Insomma, esiste un modo sano e corretto di impiegare ChatGPTo che va oltre la pigra delega. Come segnala Barbara Larson, docente di Management alla Northeastern University, “il modo più intelligente per trarre vantaggio dall’intelligenza artificiale è limitarne il ruolo a quello di un assistente entusiasta ma un po’ ingenuo”. Non dobbiamo chiedere a un chatbot di generare direttamente il risultato finale desiderato, ma guidarlo passo dopo passo lungo il percorso che porta alla nostra soluzione. Questo utilizzo dell’intelligenza artificiale non è preferibile a quello sostitutivo (solo) perché ci permette di salvaguardare la nostra attività cerebrale, ma soprattutto perché è il modo giusto per sfruttarne al meglio le potenzialità.
Riusciranno gli editori a rinunciare al taglio dei costi in favore di contenuti di qualità superiore? Al momento, gli indicatori relativi al mercato del lavoro vanno in una direzione opposta e mostrano semmai come le aziende stiano licenziando e (soprattutto) assumendo meno personale umano a favore dei sistemi di intelligenza artificiale.
Eppure, anche in uno scenario fosco come quello descritto si nascondono delle opportunità.
Se il world wide web viene inondato da contenuti generati automaticamente, di scarsa qualità e ancor più bassa attendibilità, piagati dal perdurante e forse irrisolvibile problema delle allucinazioni (quando cioè un’intelligenza artificiale presenta come se fossero dei fatti delle informazioni invece errate o completamente inventate), ecco che per il mondo dell’informazione e dei giornalisti si aprono nuove possibilità. Come ha scritto la filosofa Gloria Origgi in un articolo pubblicato su Aeon, “dall’età dell’informazione ci stiamo muovendo verso l’età della reputazione, in cui le informazioni avranno valore solo se sono già state filtrate, valutate e commentate da persone di cui ci fidiamo”.

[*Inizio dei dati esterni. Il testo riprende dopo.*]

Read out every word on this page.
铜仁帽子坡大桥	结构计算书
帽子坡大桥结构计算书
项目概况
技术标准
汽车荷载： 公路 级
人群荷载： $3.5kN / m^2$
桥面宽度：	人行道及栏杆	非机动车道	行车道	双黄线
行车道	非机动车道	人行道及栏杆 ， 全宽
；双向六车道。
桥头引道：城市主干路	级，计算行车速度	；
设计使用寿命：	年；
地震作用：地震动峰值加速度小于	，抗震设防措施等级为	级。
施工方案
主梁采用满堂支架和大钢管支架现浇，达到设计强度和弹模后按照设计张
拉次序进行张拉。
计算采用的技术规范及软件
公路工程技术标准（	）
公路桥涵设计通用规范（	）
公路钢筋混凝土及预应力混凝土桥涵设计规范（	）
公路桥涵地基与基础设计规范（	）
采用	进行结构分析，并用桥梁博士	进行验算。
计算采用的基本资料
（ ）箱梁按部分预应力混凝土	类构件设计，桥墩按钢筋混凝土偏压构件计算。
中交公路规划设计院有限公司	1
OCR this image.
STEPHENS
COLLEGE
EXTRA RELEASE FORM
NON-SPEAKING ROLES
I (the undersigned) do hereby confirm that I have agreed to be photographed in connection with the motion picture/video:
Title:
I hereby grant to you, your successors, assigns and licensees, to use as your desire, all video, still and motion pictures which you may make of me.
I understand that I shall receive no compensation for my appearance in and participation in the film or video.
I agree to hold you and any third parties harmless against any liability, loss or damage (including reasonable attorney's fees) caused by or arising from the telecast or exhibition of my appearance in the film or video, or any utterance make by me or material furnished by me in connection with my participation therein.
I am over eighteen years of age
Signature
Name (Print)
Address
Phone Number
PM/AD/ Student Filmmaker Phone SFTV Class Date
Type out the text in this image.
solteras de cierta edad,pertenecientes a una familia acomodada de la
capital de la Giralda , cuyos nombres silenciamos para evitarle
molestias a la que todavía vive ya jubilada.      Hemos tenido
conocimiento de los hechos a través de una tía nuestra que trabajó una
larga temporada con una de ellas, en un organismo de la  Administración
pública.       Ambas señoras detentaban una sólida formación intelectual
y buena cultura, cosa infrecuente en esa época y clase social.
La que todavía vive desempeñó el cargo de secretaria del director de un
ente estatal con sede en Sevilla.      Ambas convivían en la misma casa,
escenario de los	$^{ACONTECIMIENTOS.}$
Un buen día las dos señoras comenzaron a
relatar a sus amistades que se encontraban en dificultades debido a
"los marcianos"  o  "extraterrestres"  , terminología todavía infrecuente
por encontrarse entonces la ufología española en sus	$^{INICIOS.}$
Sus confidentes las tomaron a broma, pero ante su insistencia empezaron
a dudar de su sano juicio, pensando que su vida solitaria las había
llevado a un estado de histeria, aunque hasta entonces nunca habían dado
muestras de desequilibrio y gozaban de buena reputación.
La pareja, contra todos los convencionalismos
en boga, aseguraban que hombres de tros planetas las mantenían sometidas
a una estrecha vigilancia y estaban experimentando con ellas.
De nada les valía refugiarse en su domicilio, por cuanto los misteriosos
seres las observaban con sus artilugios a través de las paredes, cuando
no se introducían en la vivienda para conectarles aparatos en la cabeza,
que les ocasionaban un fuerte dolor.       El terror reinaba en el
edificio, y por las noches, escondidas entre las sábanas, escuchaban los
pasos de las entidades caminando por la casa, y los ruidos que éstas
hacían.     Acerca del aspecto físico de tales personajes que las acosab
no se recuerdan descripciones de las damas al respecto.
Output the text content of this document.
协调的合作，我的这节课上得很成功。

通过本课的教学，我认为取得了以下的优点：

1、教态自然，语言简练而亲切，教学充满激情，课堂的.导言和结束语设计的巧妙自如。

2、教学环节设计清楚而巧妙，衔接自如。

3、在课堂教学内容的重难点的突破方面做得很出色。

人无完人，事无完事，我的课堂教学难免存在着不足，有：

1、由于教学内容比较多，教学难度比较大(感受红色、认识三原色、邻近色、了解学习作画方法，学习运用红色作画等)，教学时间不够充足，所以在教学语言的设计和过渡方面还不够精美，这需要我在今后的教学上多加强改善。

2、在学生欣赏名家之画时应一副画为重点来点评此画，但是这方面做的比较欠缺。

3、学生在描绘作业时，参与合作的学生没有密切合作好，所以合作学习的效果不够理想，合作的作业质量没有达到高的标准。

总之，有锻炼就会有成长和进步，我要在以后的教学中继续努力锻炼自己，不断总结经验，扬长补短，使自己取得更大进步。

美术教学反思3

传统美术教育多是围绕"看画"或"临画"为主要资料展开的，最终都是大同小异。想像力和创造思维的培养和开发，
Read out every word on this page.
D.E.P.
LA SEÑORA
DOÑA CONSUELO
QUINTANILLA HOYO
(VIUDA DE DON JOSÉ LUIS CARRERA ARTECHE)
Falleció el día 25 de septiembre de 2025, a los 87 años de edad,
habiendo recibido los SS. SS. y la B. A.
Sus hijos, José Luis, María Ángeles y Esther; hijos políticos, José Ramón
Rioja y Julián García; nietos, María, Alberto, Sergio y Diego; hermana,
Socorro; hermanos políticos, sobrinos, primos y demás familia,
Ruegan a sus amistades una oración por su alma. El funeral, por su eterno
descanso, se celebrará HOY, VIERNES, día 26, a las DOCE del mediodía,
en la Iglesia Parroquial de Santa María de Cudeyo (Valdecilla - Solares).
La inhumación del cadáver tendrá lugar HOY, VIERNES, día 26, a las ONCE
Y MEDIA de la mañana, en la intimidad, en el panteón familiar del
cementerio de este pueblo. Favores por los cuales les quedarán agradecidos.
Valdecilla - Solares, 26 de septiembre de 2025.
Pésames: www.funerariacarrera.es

In questa transizione si apre per i giornalisti l’opportunità di diventare una bussola che orienta chi è in cerca di informazioni verificate e accurate. Un lavoro che quindi non prevede più soltanto di produrre notizie, ma di costruire un rapporto con i lettori, fornire loro un chiaro valore aggiunto rispetto al caos informativo che li circonda e di abbandonare la ricerca del click in nome di un ritorno alla qualità, all’approfondimento e alla contestualizzazione.